Talvez seja esta a mais simbólica das reivindicações. Produtivo ou especulativo, o capital expropriou-lhes as terras, os recursos, a memória, os costumes, o idioma, tudo. Resta-lhes um nome, como tábua de salvação.
Veias escancaradas
A rodovia segue até o município de Lábrea, entre os rios Purus e Madeira. São mais 827 km de BR-230, para além do Pará, e cada um deles corrobora o fracasso do projeto de Médici para desenvolver a região e impedir a entrega de recursos naturais.
A pobreza, a escravidão e a precariedade dos serviços à margem da Transamazônica contrastam com uma riqueza cada vez menos visível a olho nu. Milhões de hectares de floresta foram destruídos em nome da pecuária, da energia elétrica, do transporte rodoviário, das monoculturas ou da mineração. Os metais estão debaixo da terra, prontos para brilhar no mercado estrangeiro. Com eles, sob o solo amazônico, jazem os cadáveres de quem um dia se opôs a esse modelo predatório, e morreu condenado ao anonimato.
Subsiste como patrimônio desta região de veias abertas, a trajetória honrada dos migrantes que constroem suas vidas em função da rodovia – ou apesar dela. Aos olhos do agronegócio, das multinacionais e do próprio Estado, que não cumpre suas obrigações, Jonas, Maicon, Manoel, Isaílde, Junior, Tonico, David, Maria de Lourdes e Vilimar são apenas mão de obra barata. Cabe a eles mudar o rumo da Transamazônica: não se pode esperar nada de quem, há 45 anos, enriquece às custas da superexploração do homem e da floresta.

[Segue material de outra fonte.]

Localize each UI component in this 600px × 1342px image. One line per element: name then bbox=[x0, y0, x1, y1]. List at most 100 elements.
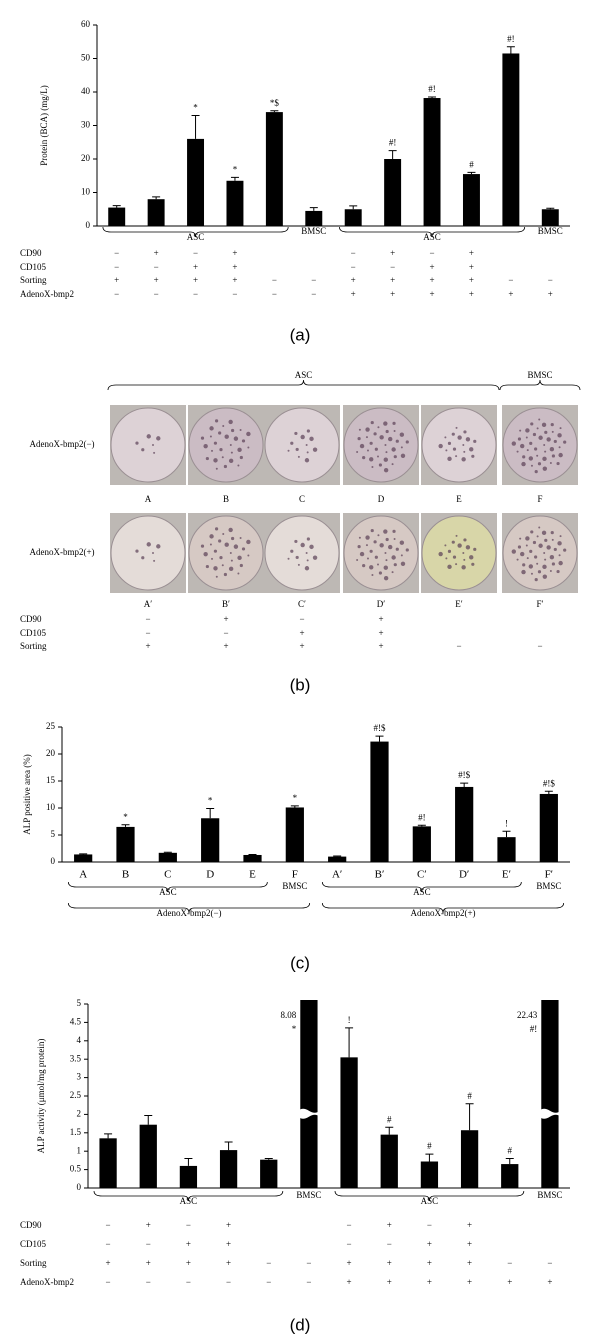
stain-dot bbox=[135, 441, 139, 445]
condition-sign: + bbox=[467, 1277, 472, 1287]
stain-dot bbox=[223, 572, 228, 577]
stain-dot bbox=[294, 431, 298, 436]
condition-sign: + bbox=[547, 1277, 552, 1287]
bar bbox=[541, 1000, 559, 1188]
stain-dot bbox=[221, 564, 224, 567]
group-label: BMSC bbox=[536, 881, 561, 891]
annotation: #! bbox=[389, 138, 397, 148]
stain-dot bbox=[463, 558, 466, 561]
stain-dot bbox=[400, 554, 403, 557]
stain-dot bbox=[553, 547, 557, 552]
annotation: * bbox=[233, 164, 238, 174]
x-tick-label: D′ bbox=[459, 869, 469, 881]
well-label: E′ bbox=[455, 599, 462, 609]
stain-dot bbox=[549, 461, 552, 464]
stain-dot bbox=[532, 540, 537, 545]
stain-dot bbox=[558, 560, 563, 566]
condition-sign: − bbox=[537, 641, 542, 651]
condition-label: CD105 bbox=[20, 1239, 47, 1249]
x-tick-label: B′ bbox=[375, 869, 385, 881]
stain-dot bbox=[223, 464, 228, 469]
stain-dot bbox=[388, 544, 393, 550]
error-bar bbox=[230, 176, 239, 181]
condition-sign: − bbox=[114, 248, 119, 258]
stain-dot bbox=[558, 446, 561, 449]
stain-dot bbox=[247, 554, 250, 557]
stain-dot bbox=[399, 540, 405, 545]
group-label: BMSC bbox=[296, 1190, 321, 1200]
condition-sign: − bbox=[547, 1258, 552, 1268]
stain-dot bbox=[391, 555, 396, 560]
stain-dot bbox=[455, 426, 458, 429]
condition-sign: + bbox=[427, 1258, 432, 1268]
error-bar bbox=[460, 782, 469, 787]
stain-dot bbox=[373, 432, 377, 436]
stain-dot bbox=[309, 436, 314, 442]
stain-dot bbox=[538, 543, 543, 548]
well-label: B′ bbox=[222, 599, 230, 609]
stain-dot bbox=[538, 418, 541, 421]
well bbox=[343, 515, 419, 591]
stain-dot bbox=[230, 559, 233, 562]
stain-dot bbox=[141, 556, 145, 560]
condition-label: Sorting bbox=[20, 275, 47, 285]
annotation: # bbox=[427, 1141, 432, 1151]
stain-dot bbox=[522, 455, 526, 459]
stain-dot bbox=[366, 557, 369, 560]
error-bar bbox=[546, 207, 555, 210]
stain-dot bbox=[455, 534, 458, 537]
y-tick-label: 20 bbox=[46, 748, 56, 758]
condition-sign: + bbox=[223, 614, 228, 624]
condition-label: AdenoX-bmp2 bbox=[20, 1277, 74, 1287]
stain-dot bbox=[359, 443, 365, 449]
stain-dot bbox=[205, 564, 209, 569]
condition-sign: − bbox=[430, 248, 435, 258]
x-tick-label: B bbox=[122, 869, 129, 881]
stain-dot bbox=[447, 456, 452, 462]
stain-dot bbox=[391, 571, 394, 574]
condition-sign: − bbox=[299, 614, 304, 624]
condition-label: CD105 bbox=[20, 628, 47, 638]
stain-dot bbox=[241, 439, 246, 443]
stain-dot bbox=[541, 530, 547, 536]
well bbox=[264, 407, 340, 483]
bar bbox=[344, 209, 362, 226]
condition-sign: − bbox=[387, 1239, 392, 1249]
stain-dot bbox=[393, 455, 397, 459]
bar bbox=[502, 53, 520, 226]
stain-dot bbox=[228, 566, 234, 572]
stain-dot bbox=[438, 443, 443, 449]
stain-dot bbox=[563, 440, 567, 444]
condition-sign: + bbox=[390, 289, 395, 299]
bar bbox=[423, 98, 441, 226]
stain-dot bbox=[551, 454, 556, 458]
stain-dot bbox=[559, 427, 562, 430]
condition-label: CD90 bbox=[20, 1220, 42, 1230]
stain-dot bbox=[357, 544, 361, 549]
error-bar bbox=[309, 207, 318, 211]
stain-dot bbox=[153, 559, 156, 562]
stain-dot bbox=[384, 444, 387, 446]
stain-dot bbox=[544, 450, 547, 453]
well bbox=[264, 515, 340, 591]
group-label: ASC bbox=[180, 1196, 198, 1206]
condition-sign: + bbox=[469, 275, 474, 285]
y-tick-label: 3 bbox=[77, 1072, 82, 1082]
bar bbox=[370, 741, 389, 862]
stain-dot bbox=[461, 565, 466, 570]
stain-dot bbox=[306, 451, 309, 454]
condition-sign: − bbox=[347, 1220, 352, 1230]
stain-dot bbox=[213, 441, 218, 445]
stain-dot bbox=[541, 422, 547, 428]
stain-dot bbox=[246, 431, 251, 437]
error-bar bbox=[417, 824, 426, 827]
stain-dot bbox=[370, 420, 374, 425]
condition-sign: + bbox=[193, 275, 198, 285]
y-axis-label: ALP positive area (%) bbox=[22, 754, 32, 834]
stain-dot bbox=[219, 447, 223, 452]
stain-dot bbox=[376, 455, 379, 458]
stain-dot bbox=[519, 537, 522, 540]
stain-dot bbox=[383, 457, 388, 462]
stain-dot bbox=[457, 543, 462, 548]
stain-dot bbox=[211, 449, 214, 452]
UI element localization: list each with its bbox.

Acesse o especial completo sobre os 45 anos da inauguração da Rodovia Transamazônica.
*As pessoas com idade inferior a 18 anos são apresentadas neste relato com nome fictício e a imagem borrada.
ERRATA: A primeira versão desta reportagem citava a mineradora sul-africana AngloGold Ashanti entre as empresas que possuem projetos para exploração de ouro e cobre em Unidades de Conservação na bacia do rio Tapajós. O texto foi alterado no dia 28 de novembro de 2017, às 17h47, após nota de esclarecimento enviada pela companhia: "AngloGold Ashanti gostaria de esclarecer que (...) não faz parte do planejamento da empresa realizar investimento para exploração de ouro na bacia do Rio Tapajós, no estado do Pará".